Kluft

Uit Wikipedia, de vrije encyclopedie

Een kluft, klauw of clauw was in Noord-Nederland de benaming van een onderverdeling van een kerspel of van een rechtstoel. Een kluft had in de regel geen eigen kerk, soms wel een kapel. Een kluft kan dan als synoniem van een wijk of buurschap worden gezien.

Het begrip kluft kwam vooral voor op het Groningse en Friese platteland, bijvoorbeeld de Juursemakluft in het Humsterland. In de Ommelanden vielen de kluften in de regel samen met een groep boerderijen of edele heerden die bij toerbeurt deelnamen aan de rechtspraak.

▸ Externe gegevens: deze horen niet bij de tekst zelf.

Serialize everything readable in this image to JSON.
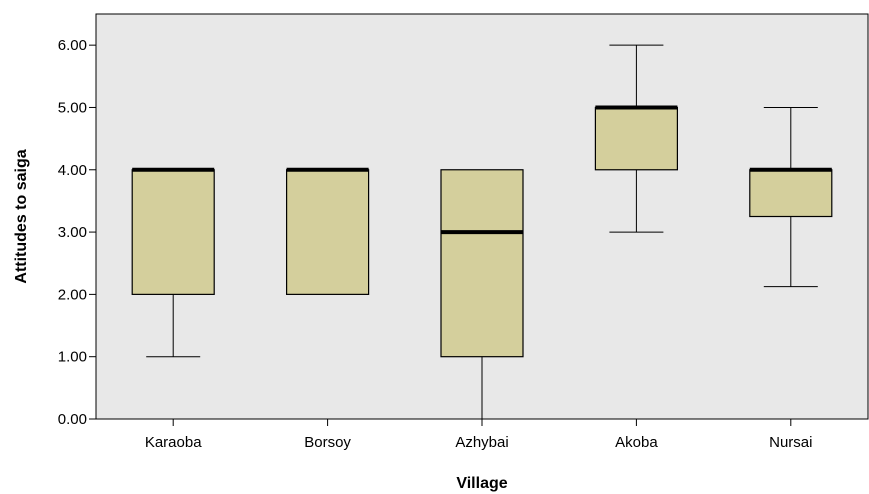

Daarnaast waren er buurschappen of kluften die een rol speelden bij de waterstaat, het wegenonderhoud en/of de burenhulp. Een reglement uit 1722 voor de Stadsjurisdicties van Groningen schreef voor dat ieder dorp uit een aantal kluften of buurtgilden (nabergilden) diende te bestaan, die voor de burenhulp en andere publieke taken verantwoordelijk waren. Dergelijke organisaties bestonden ook in de Ommelanden. De grotere dorpen hadden vier of meer buurtgilden. Veel buurtgilden kwamen in de loop van de 19e eeuw te vervallen, nadat hun taken grotendeels door de gemeenten werden overgenomen. Soms bleven ze als organisaties voor burenhulp bestaan, tot ze na 1900 door begrafenisverenigingen werden vervangen.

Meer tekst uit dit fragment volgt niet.